Met de jump van Poeske Scherens

Vergeten we dan maar best meteen die “nieuwe” discussie over de mogelijkheden van begrotingsbeleid om de dalen van de conjunctuurcyclus te bestrijden? Neen. Er bestaan namelijk mogelijkheden om zowel het politieke misbruik als het timing- en uitvoeringsprobleem onder controle te houden. Op die manier kan de overheid van het budgettaire beleid inderdaad een zinvol instrument van anticyclisch beleid maken.

Trends werkte een concreet voorstel uit dat we graag boven de doopvont willen houden als de Poeske Scherens-regel. Heel wielerminnend Vlaanderen kent deze kleine Leuvenaar als de legendarische pistier die als geen ander het talent bezat om telkens opnieuw op het goede moment die extra jump te plaatsen die hem de overwinning opleverde. Ons voorstel hoopt voor de conjunctuur net hetzelfde te kunnen bereiken: op het goede moment, vooral in een recessie, net die extra jump geven om de zoete smaak van de overwinning (een minder diepe val en een sneller herstel van de economische activiteit) te kunnen ervaren.

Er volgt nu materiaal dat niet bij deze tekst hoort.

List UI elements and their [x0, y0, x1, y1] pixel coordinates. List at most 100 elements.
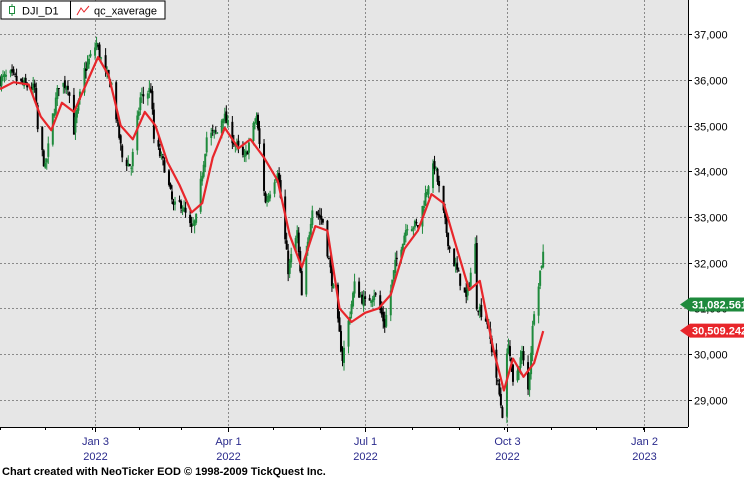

Helaas, de ernst waarmee deze discussies nu eenmaal gevoerd moeten worden, laat zo’n omschrijving allicht niet toe. Vandaar dat we opteren voor het saaie begrip BAS: Bijkomende Automatische Stabilisator. Hierbij verwijzen we uiteraard naar de normale automatische stabilisatoren die bij een terugval van de economische activiteit in werking treden, zoals de uitkering van werkloosheidsvergoedingen.

Laten we die BAS-regel even nader bekijken, en zien hoe hij de problemen in het begrotingsbeleid kan ondervangen. De BAS komt erop neer dat er een belastingverlaging optreedt telkens als de conjunctuurindicator van de Nationale Bank vijf maanden op een rij daalt, of over een kortere periode met minstens tien punten daalt in één neerwaartse beweging (zie kader: Zeven keer sinds 1980).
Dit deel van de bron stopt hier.